Easy Korean Beef Bowl (Printable)

Quick, spicy ground beef in gochujang sauce over rice with crisp vegetables

# Components:

→ Beef & Sauce

01 - 1 pound lean ground beef
02 - 2 tablespoons gochujang
03 - 3 tablespoons low-sodium soy sauce
04 - 2 tablespoons brown sugar
05 - 1 tablespoon sesame oil
06 - 2 cloves garlic, minced
07 - 1 teaspoon fresh ginger, grated
08 - 1 tablespoon rice vinegar
09 - 1/2 teaspoon black pepper

→ Rice Base

10 - 4 cups cooked white rice or cauliflower rice

→ Fresh Toppings

11 - 1 cup cucumber, thinly sliced
12 - 1 cup carrot, julienned
13 - 2 green onions, thinly sliced
14 - 1 tablespoon toasted sesame seeds
15 - 1 fresh red chili, sliced thin (optional)
16 - Kimchi for serving (optional)

# Method:

01 - Heat sesame oil in a large skillet over medium-high heat. Add ground beef and cook for 4-5 minutes, breaking up the meat until browned and cooked through.
02 - Add minced garlic and grated ginger to the beef. Sauté for 1 minute until fragrant.
03 - Stir in gochujang, soy sauce, brown sugar, rice vinegar, and black pepper.

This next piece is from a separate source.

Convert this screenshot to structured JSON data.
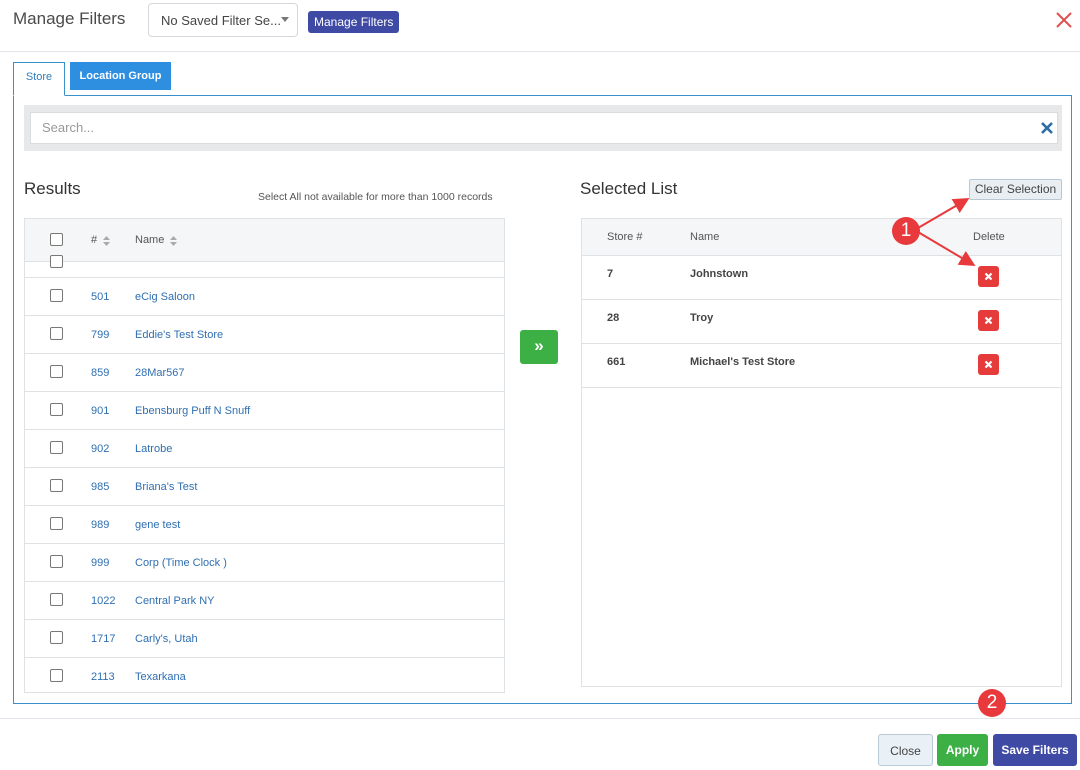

Mix thoroughly and simmer for 2-3 minutes until the sauce thickens and coats the beef.
04 - Taste the beef mixture and adjust seasoning as desired. Remove from heat.
05 - Divide cooked rice among serving bowls. Top each portion with the Korean beef mixture.
06 - Top each bowl with cucumber slices, shredded carrot, green onions, toasted sesame seeds, and optional chili or kimchi. Serve immediately.

# Expert Advice:

01 -
  • Everything cooks in one skillet, which means less cleanup and more time to actually enjoy your dinner.
  • The gochujang adds a deep, complex heat that feels restaurant quality but requires zero special technique.
  • You can swap the rice base depending on your mood or diet, and it tastes just as satisfying either way.
  • The fresh toppings add crunch and brightness that make every bite feel complete and never boring.
02 -
  • Don't skip draining excess fat if your beef releases a lot, otherwise the sauce will be greasy instead of glossy.
  • Let the garlic and ginger cook just long enough to release their oils but not so long they burn and turn bitter.
  • Taste the sauce before serving because different brands of gochujang and soy sauce vary in saltiness and heat.
  • If using cauliflower rice, cook it separately and don't add it to the skillet or it will get mushy.
03 -
  • Toast your sesame seeds in a dry skillet for a minute before sprinkling them on top, it makes them taste even nuttier and more fragrant.
  • Prep all your garnishes before you start cooking so you can assemble the bowls quickly while the beef is still hot.
  • Double the sauce ingredients and keep extra in the fridge, it's perfect for marinating chicken or drizzling over roasted vegetables.